PayPoint has delivered strong full-year results, with underlying EBITDA up 32.6% to £81.3 million. Highlighting record growth for Collect+, the group claimed to have made progress towards delivering £100m EBITDA by the end of FY26, although its ATM performance was described as “disappointing”.
Collect+ saw year of growth in parcel transactions, up 77.5% to 100.1 million (FY23: 56.4 million), including regularly achieving over 2 million parcels processed per week
The firm noted that this was “positive momentum” on its journey to achieving a 250m+ parcel network with new strategic partnerships agreed with Royal Mail, Yodel/Vinted and InPost.
However, the group’s ATM business saw net revenue decrease by 8.2% year on year. The decline was attributed to the continued reduced demand for cash across the economy.
Paypoint claimed to have delivered additional value to retailers through a 21.5% increase in commission paid year on year.
The firm’s FMCG consumer engagement proposition, PayPoint Engage, has delivered its first seven figure net revenue contribution, delivering brand campaigns for major consumer brands, leveraging the PayPoint One platform, advertising screens and vouchering capability.
In addition, the group launched Love2shop physical gift cards for the first time in over 2,600 locations for the Christmas 2023 gifting season, partnering with key multiple retailers, including One Stop, MFG, Henderson’s Retail and CJ Lang, with a further rollout to independent retailers underway in the current year.
Within cards, PayPoint stated that the “positive momentum has continued to grow”, driven by the company’s recently launched Handepay Rewards scheme, a “strengthened pricing governance approach” and a continued focus on “proactive churn management driven by AI and analytics”.
Nick Wiles, Chief Executive of PayPoint Plc, said:
“This has been another year of progress for PayPoint where we have delivered a robust financial performance and made further progress towards delivering £100m EBITDA by the end of FY26. These results reflect both the resilience of our businesses and the transformation delivered over the past three years as we unlock further opportunities and growth across our four business divisions.
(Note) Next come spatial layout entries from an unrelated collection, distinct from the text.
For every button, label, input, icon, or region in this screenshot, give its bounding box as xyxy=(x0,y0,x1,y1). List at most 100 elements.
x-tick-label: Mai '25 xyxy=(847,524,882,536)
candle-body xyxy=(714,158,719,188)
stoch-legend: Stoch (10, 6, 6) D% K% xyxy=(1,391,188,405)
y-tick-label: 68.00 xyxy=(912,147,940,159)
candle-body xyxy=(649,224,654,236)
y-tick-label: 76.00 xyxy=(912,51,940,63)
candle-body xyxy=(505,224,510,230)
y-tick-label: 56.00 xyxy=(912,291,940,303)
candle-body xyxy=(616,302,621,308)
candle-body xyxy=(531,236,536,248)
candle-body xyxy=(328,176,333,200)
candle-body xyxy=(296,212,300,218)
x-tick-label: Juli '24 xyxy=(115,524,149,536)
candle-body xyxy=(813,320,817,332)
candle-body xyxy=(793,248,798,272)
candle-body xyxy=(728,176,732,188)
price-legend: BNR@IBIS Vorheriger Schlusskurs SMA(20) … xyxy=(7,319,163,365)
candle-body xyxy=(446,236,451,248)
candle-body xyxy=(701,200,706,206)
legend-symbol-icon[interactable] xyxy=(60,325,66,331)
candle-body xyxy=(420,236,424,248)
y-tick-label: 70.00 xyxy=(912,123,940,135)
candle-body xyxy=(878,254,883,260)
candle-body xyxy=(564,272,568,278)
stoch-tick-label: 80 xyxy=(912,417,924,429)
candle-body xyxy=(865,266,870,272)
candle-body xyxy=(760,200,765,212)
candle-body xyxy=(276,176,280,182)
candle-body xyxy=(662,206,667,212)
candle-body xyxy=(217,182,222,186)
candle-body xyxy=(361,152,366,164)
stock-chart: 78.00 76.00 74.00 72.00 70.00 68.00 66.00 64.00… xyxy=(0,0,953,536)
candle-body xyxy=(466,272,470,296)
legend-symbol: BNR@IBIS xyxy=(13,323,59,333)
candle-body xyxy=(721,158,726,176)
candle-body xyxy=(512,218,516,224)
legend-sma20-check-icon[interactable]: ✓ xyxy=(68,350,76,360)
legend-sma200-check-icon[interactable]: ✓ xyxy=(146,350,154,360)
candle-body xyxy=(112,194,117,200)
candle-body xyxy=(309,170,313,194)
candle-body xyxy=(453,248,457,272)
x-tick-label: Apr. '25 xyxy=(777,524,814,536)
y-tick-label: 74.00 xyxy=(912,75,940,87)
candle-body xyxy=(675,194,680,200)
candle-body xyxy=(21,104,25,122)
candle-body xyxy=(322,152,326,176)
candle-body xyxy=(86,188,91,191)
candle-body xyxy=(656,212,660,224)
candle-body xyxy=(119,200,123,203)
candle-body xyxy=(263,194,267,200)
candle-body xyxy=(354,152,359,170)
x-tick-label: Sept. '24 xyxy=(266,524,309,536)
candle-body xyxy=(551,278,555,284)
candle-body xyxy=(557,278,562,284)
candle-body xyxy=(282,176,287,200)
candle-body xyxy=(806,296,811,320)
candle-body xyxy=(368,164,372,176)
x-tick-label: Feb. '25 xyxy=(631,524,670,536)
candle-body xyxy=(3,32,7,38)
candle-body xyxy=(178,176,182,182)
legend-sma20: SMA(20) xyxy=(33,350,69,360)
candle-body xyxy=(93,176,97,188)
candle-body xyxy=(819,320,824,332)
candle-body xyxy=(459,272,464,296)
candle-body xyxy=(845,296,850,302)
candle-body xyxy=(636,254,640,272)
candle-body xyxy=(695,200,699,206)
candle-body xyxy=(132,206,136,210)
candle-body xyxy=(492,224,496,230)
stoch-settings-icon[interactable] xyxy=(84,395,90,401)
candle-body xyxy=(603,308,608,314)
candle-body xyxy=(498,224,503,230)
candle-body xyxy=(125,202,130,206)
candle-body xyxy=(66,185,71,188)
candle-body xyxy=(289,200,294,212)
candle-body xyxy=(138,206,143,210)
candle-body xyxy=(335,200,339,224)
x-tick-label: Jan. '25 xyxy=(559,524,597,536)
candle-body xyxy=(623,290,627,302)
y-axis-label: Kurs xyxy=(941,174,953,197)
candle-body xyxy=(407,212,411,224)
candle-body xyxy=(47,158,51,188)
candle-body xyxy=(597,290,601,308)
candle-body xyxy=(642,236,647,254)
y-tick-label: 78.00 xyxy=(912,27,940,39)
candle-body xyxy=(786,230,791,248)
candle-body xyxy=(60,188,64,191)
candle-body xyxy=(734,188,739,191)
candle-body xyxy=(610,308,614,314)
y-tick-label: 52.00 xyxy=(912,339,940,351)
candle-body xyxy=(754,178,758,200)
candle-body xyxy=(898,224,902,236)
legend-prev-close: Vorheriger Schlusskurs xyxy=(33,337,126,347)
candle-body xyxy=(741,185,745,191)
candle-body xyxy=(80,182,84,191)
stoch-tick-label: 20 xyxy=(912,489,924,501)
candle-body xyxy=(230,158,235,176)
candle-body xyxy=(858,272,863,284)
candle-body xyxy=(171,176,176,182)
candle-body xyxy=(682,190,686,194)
“In the current year, consumer behaviour across a number of our businesses remains subdued, reflecting continued tighter family budgets and a generally flat economy. Our expectation is that the consumer outlook will improve during the course of the year.
“Against this background, our streamlined organisational structure and cost base will support the delivery of our medium-term growth plans. Strong earnings growth and cash flow generation, combined with a sustainable dividend policy provide a robust platform for the Board to propose further steps to enhance shareholder returns through a share buyback programme of at least £20 million over the next 12 months, all underpinned by the delivery of further progress in the current year.”
PayPoint’s retail network of over 28,000 convenience stores is larger than all the banks, supermarkets and Post Offices put together.